Secrets from my Suitcase: From Coal to Culture

– by Suzanne Morphet –

Can culture pave the road to prosperity? The people of Belgium think so and are investing 68 million Euros – that’s almost $100 million – to help their city of Mons rise to the challenge of being Cultural Capital of Europe for 2015.

Canadians better know Mons as the place where British troops fought their first major battle of WW1 and where the Canadian Corp. fought its last battle at war’s end. Memorial tourism has helped bring visitors, but Mons wants to do better economically. Unemployment in the region is one of the highest in the country, approaching 40 percent. Mons is counting on culture.

What would make you take a trip to Belgium next year? Making Mons irresistible has been in the works since 2010, when the city was chosen as one of two cultural capitals for 2015 (the other one is Pilsen, Czech Republic). That means a new railway station (designed by Santiago Calatrava, the same architect responsible for the new World Trade Centre Transportation Hub in NYC), five new museums, festivals of music, theatre, cinema and dance, and an avalanche of art and exhibitions indoors and out throughout the year.

In the process Mons is bringing back its cultural icons including Rolandus Lassus, the 16th century composer who put the city on the map of Europe during the Renaissance, and Paul Verlaine, the celebrated French poet who was imprisoned in Mons in 1873 for shooting his lover.

But perhaps the biggest gun in Mons’ cultural closet is none other than Vincent Van Gogh. The man who would become one of the greatest names in art spent almost two years near Mons, years that influenced his later work as an artist and even propelled him to become one.

Van Gogh came to the coal-mining area known as the Borinage in 1878 to work as a pastor. He was passionate about helping the poor and sharing the Gospel, even to the point of giving away his clothes and dressing in rags. But when his six-month contract wasn’t renewed – church leaders found his behaviour bizarre – he decided to become an artist.

A new exhibit ‘Van Gogh in the Borinage: The Birth of an Artist’ will run from January 25 to May 17 at Mons’ Musée des Beaux-Arts and will include some 70 paintings from various international collections, as well as seven original and rarely loaned letters from the artist.

When I visited Mons in October for a preview, I toured Van Gogh’s old neighbourhood with a local historian. I peered inside one of his former homes (it’s being restored for use as an artist’s retreat) and cringed when told that the drawings he made here each evening were used to start the fire the next morning.

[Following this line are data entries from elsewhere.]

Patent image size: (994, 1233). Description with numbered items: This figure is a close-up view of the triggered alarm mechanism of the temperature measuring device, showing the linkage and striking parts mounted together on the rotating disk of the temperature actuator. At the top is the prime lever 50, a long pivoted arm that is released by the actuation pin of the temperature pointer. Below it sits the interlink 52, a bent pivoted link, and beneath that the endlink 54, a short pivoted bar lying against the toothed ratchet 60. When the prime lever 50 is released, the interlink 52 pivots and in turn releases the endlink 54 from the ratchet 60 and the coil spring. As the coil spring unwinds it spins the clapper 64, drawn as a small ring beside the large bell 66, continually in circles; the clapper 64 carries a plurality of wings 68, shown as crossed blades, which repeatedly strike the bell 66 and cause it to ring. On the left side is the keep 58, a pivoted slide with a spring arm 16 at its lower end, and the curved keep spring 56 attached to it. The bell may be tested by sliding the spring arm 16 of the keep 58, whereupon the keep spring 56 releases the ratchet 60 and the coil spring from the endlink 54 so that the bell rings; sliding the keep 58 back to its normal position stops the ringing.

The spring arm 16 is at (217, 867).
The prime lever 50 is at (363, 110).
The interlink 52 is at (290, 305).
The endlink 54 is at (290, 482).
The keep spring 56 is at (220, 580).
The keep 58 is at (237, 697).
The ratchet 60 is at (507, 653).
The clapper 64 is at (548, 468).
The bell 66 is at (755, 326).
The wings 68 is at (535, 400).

I stood over the mine shaft where he descended 700 metres underground so he could better understand the dangerous and dirty lives of miners, and I listened to the current pastor at the local church describe Van Gogh’s intangible legacy – a spiritual community.

I marvelled at the enormous slag heaps left behind by coal mining, now covered in trees, where Van Gogh would help pregnant women dig out small chunks of coal to take home to burn.

From coal to culture, Mons is quite a trip, both in time and place.